To an amused House he read out a series of names — coupled with dramatic pauses — ranging from the minister's wife, sisters-in-law, brothers-in-law, aunts, brothers, nephews and cousins in 'Jayaratne and Co'.
"I can read names till the conclusion of sittings for the day," noted Mr. Bandaranaike warming to his theme and casting a doleful eye on the two deputy ministers Chamal Rajapakse and Salinda Dissanayake who sat in pin drop silence. The tragedy was not this. The minister clearly did not believe in sharing. So it was 'gnathi sangraha ' only for him while even the crumbs did not go to his lieutenants, he exclaimed.
Following him was UNP's Anuradhapura member P. Harrison who fired his salvos next with increasing flippancy. In his opinion the government has been reduced to the role of 'joker' than 'kingpin' in handling agricultural affairs of the land.
"There were imports flooding the country. Here is a government which crowed about a regime which in stark contrast to the previous UNP rule, would not make farmers commit suicide. It is no longer an issue of unrecoverable agricultural loans. It's a case of all food produce going a waste due to deficiencies in the marketing system" he noted.
It was a tragic-comedy too, when a helpless deputy minister Janaka Tennakoon also had to hold placards and hit the Dambulla main road with farmers — throatily urging the government in unison to purchase onions and ensure a living for onion cultivators of his electorate.
Painting a vivid picture of the Anuradhapura situation, Harrison accused the government of adapting a dual policy — one which calls for increased food production to avert future famines and a disastrous food importation policy which kills the local industry.
"This country today imports from kurakkan to kankun, but the minister is too busy absorbing his entire family and therefore forgets what he should be doing to resurrect the sagging agricultural sector" he opined.
While both the food importation and agricultural policies came under opposition fire, it was Rukman Senanayake who provided food for thought with some startling facts and figures of the local agricultural industry.
There was a general decline, he noted and claimed that production had drastically reduced. While rice production has fallen by a mammoth 78%, potatoes by 62%, chillies by 51%, kurakkan by 31% and in general, everything experienced a sharp decline, he noted with concern.
Your policy of food importation is killing the local producer. Today, rice was either dirt cheap or destroyed by farmers who are unable to sell them at all. And the millers are also having a tough time" he noted.

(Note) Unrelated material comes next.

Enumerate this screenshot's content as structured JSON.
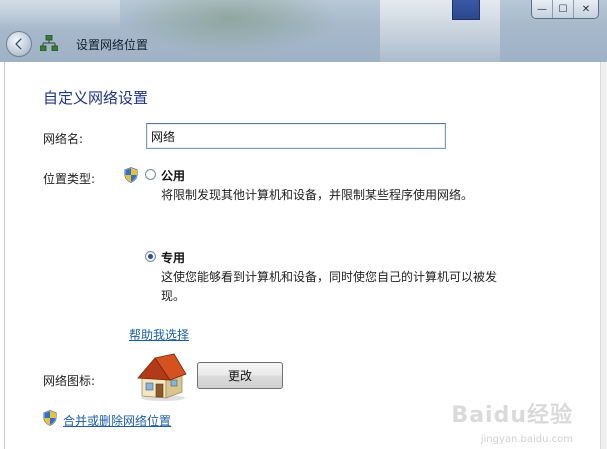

The grandson of the illustrious D.S. Senanayake with a passion for Raja Rata sounded hurt that an agricultural country like Sri Lanka has adapted drastic importation policies which literally sent the farmers to their graves.
"Polonnaruwa has over 95% of its population growing paddy. Such industrious people have to now starve because they cannot sell paddy at a reasonable price. Have a plan, reduce importation and restrict that to short periods when local production is low " he urged.
And he ended with another truism — that while other countries had policies to protect the local industries, Sri Lanka only had policies which effectively killed local industries.